We are now beginning the implementation of the federal Affordable Care Act (ACA, or Obamacare). There are provisions in the law that will give patients some important protections, and will cover about 20 million more people. But Obamacare does not address the problem of the power of corporate interests and their focus on making money from health care. The ACA actually promotes business for the health insurance industry by mandating that everyone buy insurance or pay a stiff fine. Obamacare does not cover everyone, and most importantly, it does not have the ability to control the soaring cost of health care.

Efforts to slow the cost curve may be mildly successful in the short term using expensive and untried system tweaks, such as accountable care organizations, electronic medical records, and pay-for-performance. But these experiments create more bureaucratic and administrative regulations. The best part of the ACA is that it allows the states to set up their own health care systems in 2017, as long as they cover more people more effectively. Plans are being made now to establish a single-payer system for Massachusetts in 2017.

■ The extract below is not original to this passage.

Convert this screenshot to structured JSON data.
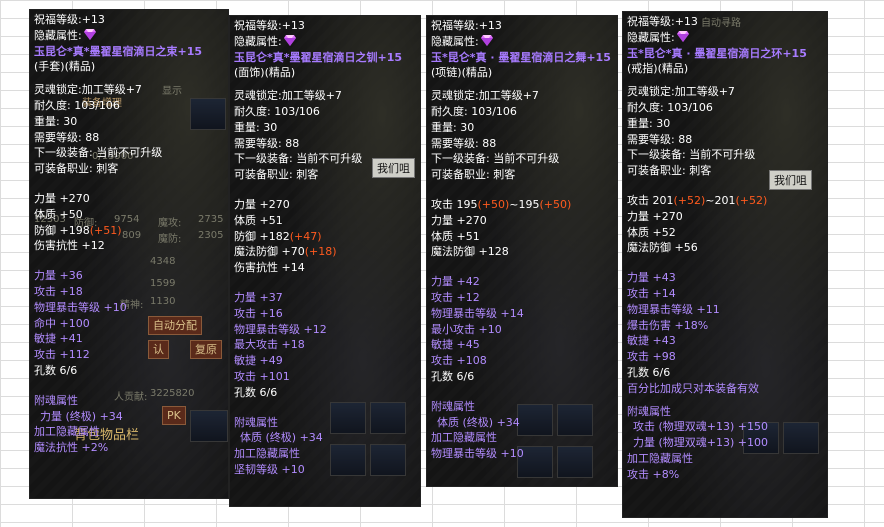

By achieving a true Medicare for All, or single-payer system in 2017, it would put patients first, cover everyone, be affordable and sustainable, be simple to understand, and allow choice of doctor with no insurance middleman interfering in the decisions between doctors and patients.  Medicare for All would have a single governmental agency that pays all the medical bills and is publicly funded through an equitable tax system. It would save money by eliminating the enormous administrative bureaucracy generated by the multiple health insurance companies. It would control costs by consulting with patient advocates, doctors’ groups, hospitals and public health programs in order to provide the best patient care in the most cost effective manner.

America now spends trillions on health care each year, and wastes at least a third of it on administration, profits from corporate entities, a fragmented system, and ineffective or unnecessary clinical care. Having one system that is accountable to the people, that is focused on quality patient care, and is based on medical need and not ability to pay, changes the whole vision of health care.

Our health is not a commodity, it is a human right. Let’s remember Medicare’s birthday by working for Medicare for All in 2017!

Dr. Pat Berger is a retired primary care physician and co-chair of Mass-Care, the organization leading the campaign for single payer health care reform in Massachusetts. She lives on Heath Street.